Rosemblit N, Moschella M C, Ondriašová E, Gutstein D E, Ondriaš K, Marks A R
Molecular Cardiology Program, Divisions of Circulatory Physiology and Cardiology, Department of Medicine, New York, New York, 10032, USA.
Dev Biol. 1999 Feb 15;206(2):163-77. doi: 10.1006/dbio.1998.9120.

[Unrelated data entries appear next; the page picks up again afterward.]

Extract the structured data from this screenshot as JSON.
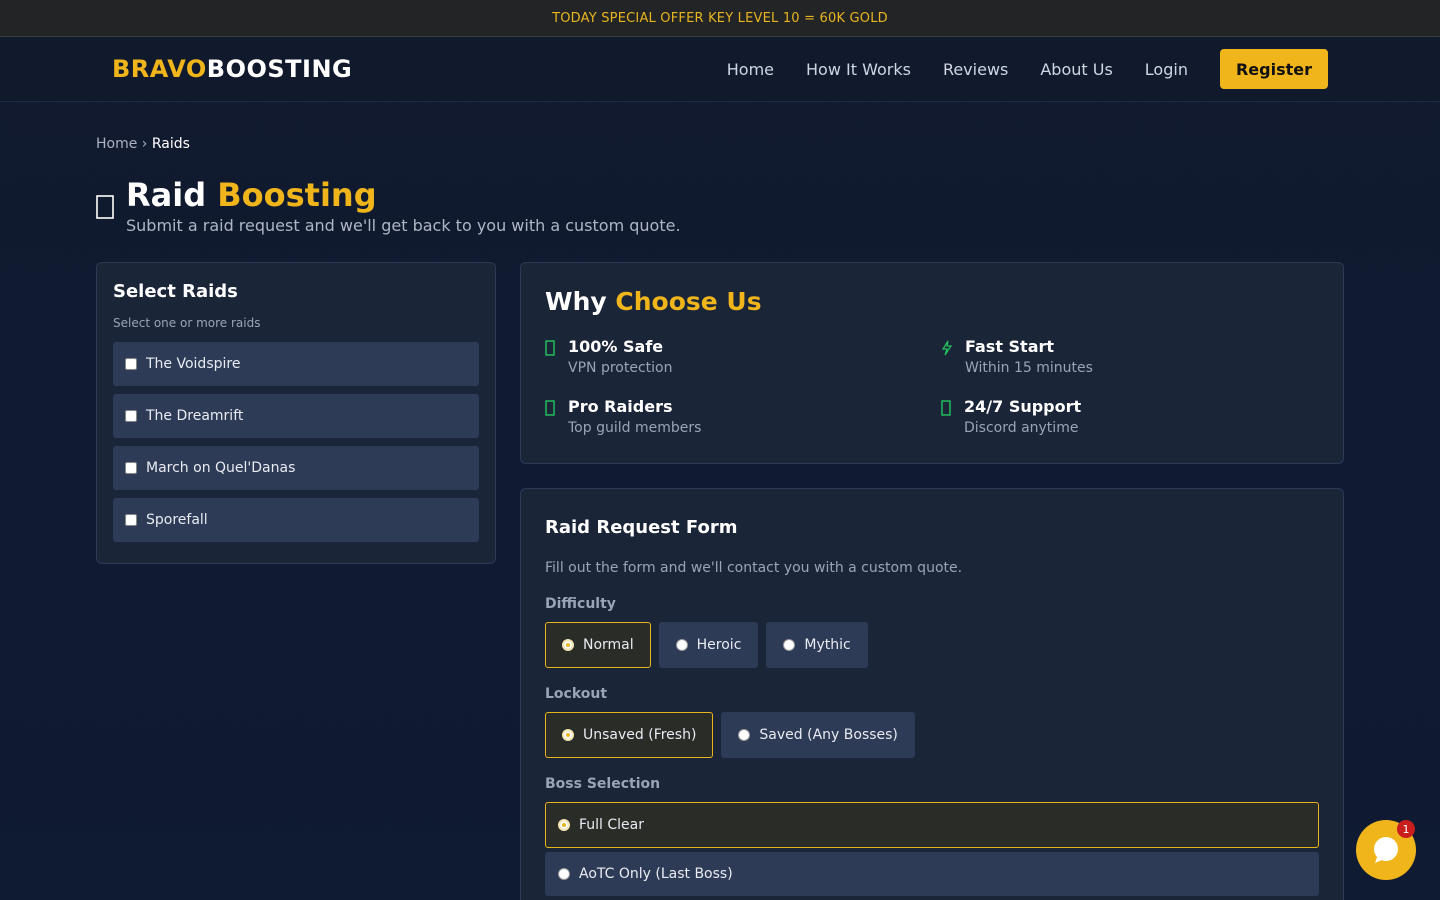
{
  "promo": {
    "text": "TODAY SPECIAL OFFER KEY LEVEL 10 = 60K GOLD"
  },
  "nav": {
    "logo_a": "BRAVO",
    "logo_b": "BOOSTING",
    "links": [
      "Home",
      "How It Works",
      "Reviews",
      "About Us",
      "Login"
    ],
    "register": "Register"
  },
  "breadcrumb": {
    "home": "Home",
    "sep": "›",
    "current": "Raids"
  },
  "hero": {
    "icon": "sword-icon",
    "title_a": "Raid",
    "title_b": "Boosting",
    "subtitle": "Submit a raid request and we'll get back to you with a custom quote."
  },
  "raids": {
    "title": "Select Raids",
    "subtitle": "Select one or more raids",
    "items": [
      "The Voidspire",
      "The Dreamrift",
      "March on Quel'Danas",
      "Sporefall"
    ]
  },
  "why": {
    "title_a": "Why",
    "title_b": "Choose Us",
    "features": [
      {
        "title": "100% Safe",
        "desc": "VPN protection",
        "icon": "shield-icon"
      },
      {
        "title": "Fast Start",
        "desc": "Within 15 minutes",
        "icon": "lightning-icon"
      },
      {
        "title": "Pro Raiders",
        "desc": "Top guild members",
        "icon": "trophy-icon"
      },
      {
        "title": "24/7 Support",
        "desc": "Discord anytime",
        "icon": "chat-icon"
      }
    ]
  },
  "form": {
    "title": "Raid Request Form",
    "subtitle": "Fill out the form and we'll contact you with a custom quote.",
    "difficulty_label": "Difficulty",
    "difficulty": [
      "Normal",
      "Heroic",
      "Mythic"
    ],
    "difficulty_selected": "Normal",
    "lockout_label": "Lockout",
    "lockout": [
      "Unsaved (Fresh)",
      "Saved (Any Bosses)"
    ],
    "lockout_selected": "Unsaved (Fresh)",
    "boss_label": "Boss Selection",
    "boss": [
      "Full Clear",
      "AoTC Only (Last Boss)"
    ],
    "boss_selected": "Full Clear"
  },
  "chat": {
    "badge": "1"
  },
  "colors": {
    "accent": "#f0b51b",
    "background": "#111a2e",
    "card": "#1b2538",
    "option": "#2e3b56",
    "success": "#22c55e"
  }
}
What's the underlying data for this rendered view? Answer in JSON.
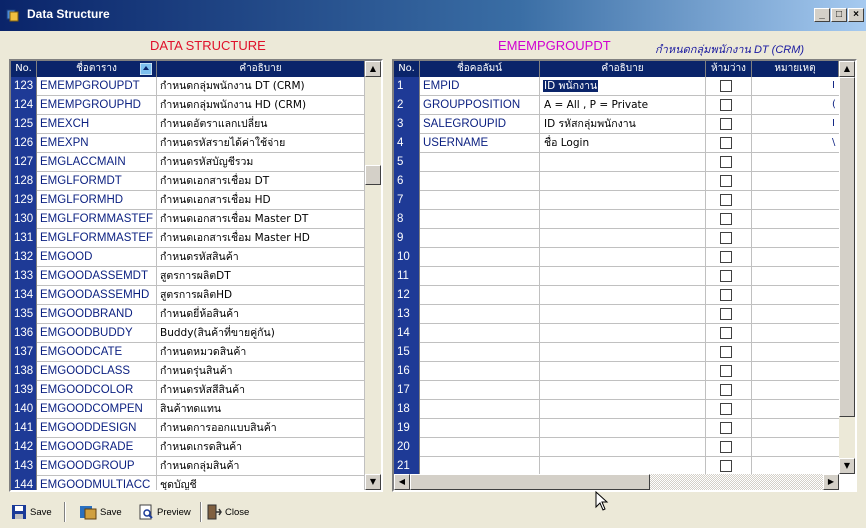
{
  "window": {
    "title": "Data Structure",
    "min": "_",
    "max": "□",
    "close": "×"
  },
  "left": {
    "heading": "DATA STRUCTURE",
    "columns": {
      "no": "No.",
      "table": "ชื่อตาราง",
      "desc": "คำอธิบาย"
    },
    "rows": [
      {
        "no": "123",
        "code": "EMEMPGROUPDT",
        "desc": "กำหนดกลุ่มพนักงาน DT (CRM)"
      },
      {
        "no": "124",
        "code": "EMEMPGROUPHD",
        "desc": "กำหนดกลุ่มพนักงาน HD (CRM)"
      },
      {
        "no": "125",
        "code": "EMEXCH",
        "desc": "กำหนดอัตราแลกเปลี่ยน"
      },
      {
        "no": "126",
        "code": "EMEXPN",
        "desc": "กำหนดรหัสรายได้ค่าใช้จ่าย"
      },
      {
        "no": "127",
        "code": "EMGLACCMAIN",
        "desc": "กำหนดรหัสบัญชีรวม"
      },
      {
        "no": "128",
        "code": "EMGLFORMDT",
        "desc": "กำหนดเอกสารเชื่อม DT"
      },
      {
        "no": "129",
        "code": "EMGLFORMHD",
        "desc": "กำหนดเอกสารเชื่อม HD"
      },
      {
        "no": "130",
        "code": "EMGLFORMMASTEF",
        "desc": "กำหนดเอกสารเชื่อม Master DT"
      },
      {
        "no": "131",
        "code": "EMGLFORMMASTEF",
        "desc": "กำหนดเอกสารเชื่อม Master HD"
      },
      {
        "no": "132",
        "code": "EMGOOD",
        "desc": "กำหนดรหัสสินค้า"
      },
      {
        "no": "133",
        "code": "EMGOODASSEMDT",
        "desc": "สูตรการผลิตDT"
      },
      {
        "no": "134",
        "code": "EMGOODASSEMHD",
        "desc": "สูตรการผลิตHD"
      },
      {
        "no": "135",
        "code": "EMGOODBRAND",
        "desc": "กำหนดยี่ห้อสินค้า"
      },
      {
        "no": "136",
        "code": "EMGOODBUDDY",
        "desc": "Buddy(สินค้าที่ขายคู่กัน)"
      },
      {
        "no": "137",
        "code": "EMGOODCATE",
        "desc": "กำหนดหมวดสินค้า"
      },
      {
        "no": "138",
        "code": "EMGOODCLASS",
        "desc": "กำหนดรุ่นสินค้า"
      },
      {
        "no": "139",
        "code": "EMGOODCOLOR",
        "desc": "กำหนดรหัสสีสินค้า"
      },
      {
        "no": "140",
        "code": "EMGOODCOMPEN",
        "desc": "สินค้าทดแทน"
      },
      {
        "no": "141",
        "code": "EMGOODDESIGN",
        "desc": "กำหนดการออกแบบสินค้า"
      },
      {
        "no": "142",
        "code": "EMGOODGRADE",
        "desc": "กำหนดเกรดสินค้า"
      },
      {
        "no": "143",
        "code": "EMGOODGROUP",
        "desc": "กำหนดกลุ่มสินค้า"
      },
      {
        "no": "144",
        "code": "EMGOODMULTIACC",
        "desc": "ชุดบัญชี"
      }
    ]
  },
  "right": {
    "heading": "EMEMPGROUPDT",
    "heading_desc": "กำหนดกลุ่มพนักงาน DT (CRM)",
    "columns": {
      "no": "No.",
      "field": "ชื่อคอลัมน์",
      "desc": "คำอธิบาย",
      "nullable": "ห้ามว่าง",
      "note": "หมายเหตุ"
    },
    "rows": [
      {
        "no": "1",
        "field": "EMPID",
        "desc": "ID พนักงาน"
      },
      {
        "no": "2",
        "field": "GROUPPOSITION",
        "desc": "A = All , P = Private"
      },
      {
        "no": "3",
        "field": "SALEGROUPID",
        "desc": "ID รหัสกลุ่มพนักงาน"
      },
      {
        "no": "4",
        "field": "USERNAME",
        "desc": "ชื่อ Login"
      },
      {
        "no": "5",
        "field": "",
        "desc": ""
      },
      {
        "no": "6",
        "field": "",
        "desc": ""
      },
      {
        "no": "7",
        "field": "",
        "desc": ""
      },
      {
        "no": "8",
        "field": "",
        "desc": ""
      },
      {
        "no": "9",
        "field": "",
        "desc": ""
      },
      {
        "no": "10",
        "field": "",
        "desc": ""
      },
      {
        "no": "11",
        "field": "",
        "desc": ""
      },
      {
        "no": "12",
        "field": "",
        "desc": ""
      },
      {
        "no": "13",
        "field": "",
        "desc": ""
      },
      {
        "no": "14",
        "field": "",
        "desc": ""
      },
      {
        "no": "15",
        "field": "",
        "desc": ""
      },
      {
        "no": "16",
        "field": "",
        "desc": ""
      },
      {
        "no": "17",
        "field": "",
        "desc": ""
      },
      {
        "no": "18",
        "field": "",
        "desc": ""
      },
      {
        "no": "19",
        "field": "",
        "desc": ""
      },
      {
        "no": "20",
        "field": "",
        "desc": ""
      },
      {
        "no": "21",
        "field": "",
        "desc": ""
      }
    ],
    "note_fragments": [
      "I",
      "(",
      "I",
      "\\"
    ]
  },
  "toolbar": {
    "save1": "Save",
    "save2": "Save",
    "preview": "Preview",
    "close": "Close"
  },
  "colors": {
    "heading_left": "#e0102a",
    "heading_right": "#d000d0",
    "heading_right_desc": "#1a1aa0",
    "grid_header": "#0a246a"
  }
}
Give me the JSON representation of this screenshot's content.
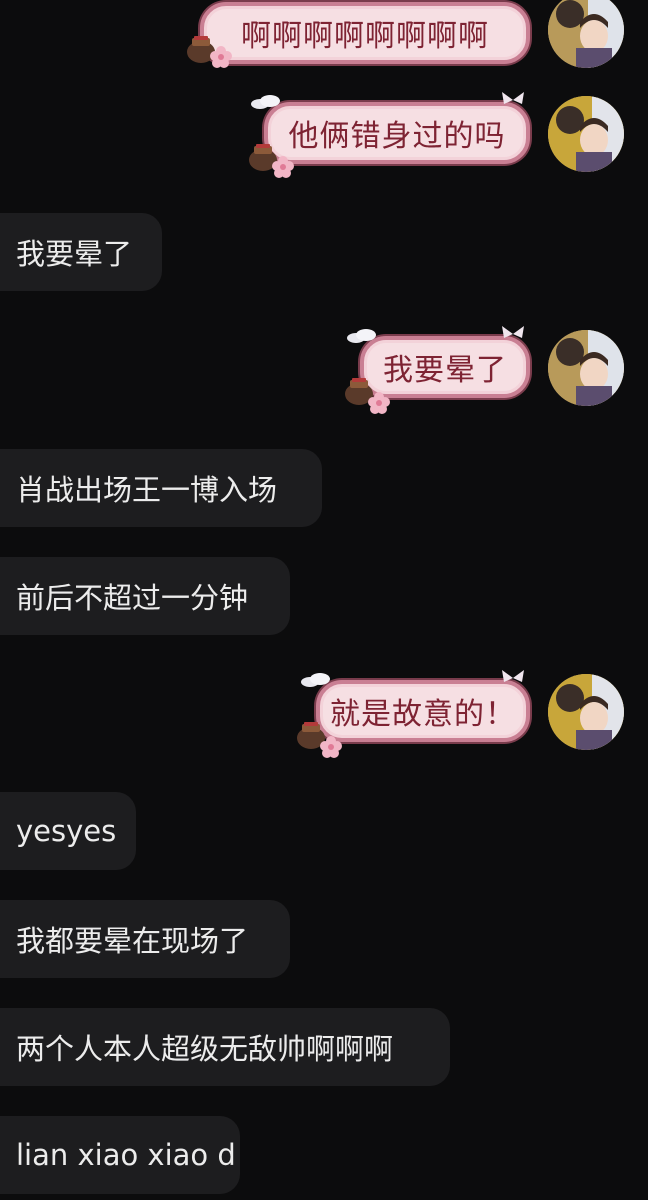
{
  "messages": [
    {
      "dir": "out",
      "text": "啊啊啊啊啊啊啊啊"
    },
    {
      "dir": "out",
      "text": "他俩错身过的吗"
    },
    {
      "dir": "in",
      "text": "我要晕了"
    },
    {
      "dir": "out",
      "text": "我要晕了"
    },
    {
      "dir": "in",
      "text": "肖战出场王一博入场"
    },
    {
      "dir": "in",
      "text": "前后不超过一分钟"
    },
    {
      "dir": "out",
      "text": "就是故意的！"
    },
    {
      "dir": "in",
      "text": "yesyes"
    },
    {
      "dir": "in",
      "text": "我都要晕在现场了"
    },
    {
      "dir": "in",
      "text": "两个人本人超级无敌帅啊啊啊"
    },
    {
      "dir": "in",
      "text": "lian xiao xiao d"
    }
  ],
  "colors": {
    "background": "#0c0c0d",
    "incoming_bubble": "#1d1d1f",
    "incoming_text": "#ececec",
    "outgoing_bubble": "#f6dfe3",
    "outgoing_border": "#c97f93",
    "outgoing_text": "#7e2333"
  },
  "icons": {
    "avatar": "user-avatar-icon",
    "jar": "jar-sticker-icon",
    "flower": "flower-sticker-icon",
    "cloud": "cloud-sticker-icon",
    "bow": "bow-sticker-icon"
  }
}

The release of intracellular calcium (Ca2+) via either inositol 1,4, 5-trisphosphate receptors (IP3R) or ryanodine receptors (RyR) activates a wide variety of signaling pathways in virtually every type of cell. In the present study we demonstrate that at early stages of development IP3R mRNA and functional IP3-gated Ca2+ release channels are widely expressed in virtually all tissues in murine embryos. As organogenesis proceeds, more specialized RyR channels are expressed in many cell types and the triggering mechanisms for intracellular Ca2+ release become more diverse to include IP3-dependent and voltage-dependent and Ca2+-induced Ca2+ release. As development proceeds virtually all cell types continue to express IP3R channels but in excitable cells including skeletal and cardiac muscles the major Ca2+ release channels are RyRs. This developmental switch from predominantly IP3-mediated to both IP3-mediated and IP3-independent pathways for intracellular Ca2+ release is consistent with data showing that IP3R plays an important regulatory role in cellular proliferation and apoptosis, whereas RyR is required for other cellular functions including muscle contraction.
通过肌醇1,4,5 - 三磷酸受体(IP3R)或兰尼碱受体(RyR)释放细胞内钙(Ca2+),几乎能激活每一种类型细胞中的多种信号通路。在本研究中,我们证明在发育早期,IP3R mRNA和功能性IP3门控Ca2+释放通道在小鼠胚胎的几乎所有组织中广泛表达。随着器官发生的进行,更多特异性的RyR通道在许多细胞类型中表达,细胞内Ca2+释放的触发机制变得更加多样,包括IP3依赖性、电压依赖性和Ca2+诱导的Ca2+释放。随着发育的进行,几乎所有细胞类型都继续表达IP3R通道,但在包括骨骼肌和心肌在内的可兴奋细胞中,主要的Ca2+释放通道是RyR。这种从主要由IP3介导的细胞内Ca2+释放途径向IP3介导和IP3非依赖性途径的发育转变,与以下数据一致:IP3R在细胞增殖和凋亡中起重要调节作用,而RyR是包括肌肉收缩在内的其他细胞功能所必需的。